Es difícil encontrar alguien que hable mal de Carlos Montes. Comedido, suave, firme a veces, ha estado en la política más o menos desde siempre sin mancharse casi nunca con ella. Ex Mapu, de los que se quedaron en Chile y sufrieron la tortura, luchando a partir de ese dolor por la democracia de todos, sin revancha y sin olvido. Georgiano y cercano a los jesuitas, lo caracteriza una mirada social nacida de la acción en este campo en la comuna de La Florida, su territorio de predilección.
Escribo esto en presente, aunque debería escribir todo esto en pasado. Porque en todo lo que destruyó esta diosa Kali de la nueva izquierda está la reputación hasta hoy impecable de Carlos Montes, enredado hasta el cuello en las fundaciones y los convenios y otros contratos más que raros de lo que no ha sabido dar cabal explicación (y del que recién se está enterando de su envergadura).
¿Se le puede exculpar de todo por ello, como hacen sus compañeros de generación? Todo indica que no. No saber todo lo que cada día revela no saber, es ya una falta inexcusable. Dejar hacer es también hacer, sobre todo si se tiene tan amplia y destacada trayectoria. Todo eso agravado por declaraciones contradictorias y súbitos ataques de franqueza, matizados con otras declaraciones en que se busca culpar a un conejo, cualquier conejo que va pasando, del incendio del bosque gubernamental.
¿Es el mismo Carlos Montes de siempre, el probo, el comedido, este profesor distraído que sabe tan poco de lo que pasa en su ministerio? Sí y no. No hay nada hasta ahora doloso en lo que Carlos Montes ha hecho, pero hay mucho de un pecado casi inevitable para todos los políticos que se respetan: la soberbia de creer que se les podía enseñar a toda una generación nueva de políticos cómo hacer bien las cosas.
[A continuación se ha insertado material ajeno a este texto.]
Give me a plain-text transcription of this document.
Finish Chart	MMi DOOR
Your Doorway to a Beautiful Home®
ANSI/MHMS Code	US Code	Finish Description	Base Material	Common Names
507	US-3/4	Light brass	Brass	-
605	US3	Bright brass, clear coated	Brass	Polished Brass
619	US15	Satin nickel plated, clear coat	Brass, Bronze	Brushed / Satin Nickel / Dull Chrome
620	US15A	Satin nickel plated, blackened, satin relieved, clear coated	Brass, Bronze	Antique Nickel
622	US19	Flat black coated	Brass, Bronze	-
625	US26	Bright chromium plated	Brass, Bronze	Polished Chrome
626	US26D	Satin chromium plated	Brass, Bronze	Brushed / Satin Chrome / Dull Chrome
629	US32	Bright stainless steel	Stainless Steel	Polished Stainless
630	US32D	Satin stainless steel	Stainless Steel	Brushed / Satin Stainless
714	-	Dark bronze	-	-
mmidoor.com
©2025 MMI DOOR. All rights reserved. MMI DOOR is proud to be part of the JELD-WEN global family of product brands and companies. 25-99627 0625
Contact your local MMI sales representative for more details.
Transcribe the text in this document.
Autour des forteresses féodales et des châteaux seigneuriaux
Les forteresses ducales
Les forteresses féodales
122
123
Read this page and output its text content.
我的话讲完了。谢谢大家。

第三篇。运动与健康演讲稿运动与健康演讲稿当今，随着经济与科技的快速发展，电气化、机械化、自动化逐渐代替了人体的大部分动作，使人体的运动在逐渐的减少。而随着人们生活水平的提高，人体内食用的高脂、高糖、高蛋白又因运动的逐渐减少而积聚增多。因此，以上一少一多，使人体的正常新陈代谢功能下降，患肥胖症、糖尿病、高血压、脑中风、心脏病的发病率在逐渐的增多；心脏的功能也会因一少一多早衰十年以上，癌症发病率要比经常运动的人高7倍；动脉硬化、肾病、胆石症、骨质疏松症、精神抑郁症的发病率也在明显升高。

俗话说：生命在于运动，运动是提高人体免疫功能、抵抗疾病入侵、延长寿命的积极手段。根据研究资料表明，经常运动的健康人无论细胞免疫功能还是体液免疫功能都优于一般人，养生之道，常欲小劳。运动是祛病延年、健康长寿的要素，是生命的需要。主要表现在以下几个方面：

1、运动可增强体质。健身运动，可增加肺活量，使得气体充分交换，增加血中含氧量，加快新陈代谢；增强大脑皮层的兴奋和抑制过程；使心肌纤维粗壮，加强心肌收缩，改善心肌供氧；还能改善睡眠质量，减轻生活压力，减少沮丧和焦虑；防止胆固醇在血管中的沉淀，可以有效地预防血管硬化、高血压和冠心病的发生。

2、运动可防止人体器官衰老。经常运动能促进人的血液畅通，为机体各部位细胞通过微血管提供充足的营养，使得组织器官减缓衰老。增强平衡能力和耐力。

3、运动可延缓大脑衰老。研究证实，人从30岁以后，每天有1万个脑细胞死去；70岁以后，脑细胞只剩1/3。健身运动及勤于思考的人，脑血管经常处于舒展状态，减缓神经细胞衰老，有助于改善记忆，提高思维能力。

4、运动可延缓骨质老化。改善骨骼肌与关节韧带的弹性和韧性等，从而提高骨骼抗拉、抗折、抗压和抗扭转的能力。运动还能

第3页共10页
Esa idea, la de venir de enseñar a los nuevos, implica la idea de que uno es dueño de su experiencia vital cuando se es apenas un arrendatario de ella. Porque Carlos Montes se equivocó también mucho a la edad de sus jóvenes amigos, aunque no lo hizo desde La Moneda.
Porque había jóvenes en la UP, y algunos problemas de esta se los debemos a ellos, pero gobernaba aún algo parecido a la experiencia. Se equivocaron las canas también, por cierto, pero pagaron muchas veces con su vida por sus errores sin culpar a nadie más, con esa solidaridad de partido que ya no existe ni por asomo. Porque los adultos pueden ser tan tontos como los niños y tan torpes como ellos, pero los adultos tienen la culpa y los niños no.
Carlos Montes pensó que sería una falta de generosidad tremenda no colaborar con un gobierno que comulga con sus ideas. Eso habla, por cierto, bien de él. Pero se le olvidó comprender la naturaleza de la nueva política, determinada por el nuevo tipo de relaciones sociales que las redes configuran.
La corrupción no es nueva, y a Carlos Montes le tocó desde la Cámara ver y sancionar muchos casos, pero el sentido de la responsabilidad, la noción de militancia y de dirigencia es completamente distinta que en su época, que en cualquier época. Si ayer se podía morir o matar por los amigos, hoy se puede matar o dejar morir a los amigos solo para sobrevivir un poco más, siempre más.
Con todo Carlos Montes no es una víctima del todo de esa nueva forma de hacer, o de deshacer, la política.
La condescendencia con que los mayores trataron a los jóvenes, la distante seguridad con que se les dejó el beneficio de la duda, son parte de este huracán que podría haberse evitado si cada uno hubiese guardado su lugar y no hubiese concedido por conceder razones que no siempre compartían.
No hay mejor forma de enseñar que rebatir, debatir, distinguir. Ser joven no es un permiso para no saber lo que se hace, pero ser viejo tampoco es un permiso para no saber lo que están haciendo los que trabajan contigo. Está bien que los profesores enseñan, pero, cuando lo hacen, renuncian a gobernar. El que gobierna tiene siempre la edad del poder y no puede pedir por ello ninguna amnistía.
Por lo demás, el regaloneo es una forma gentil pero implacable de crueldad. Nadie que lo ha sufrido termina por agradecerlo jamás. El hecho es que no se viene a La Moneda ni a aprender ni a enseñar sino a tratar de dar a un país atrapado en la desconfianza y la escasez alguna salida que no se ve por ninguna parte.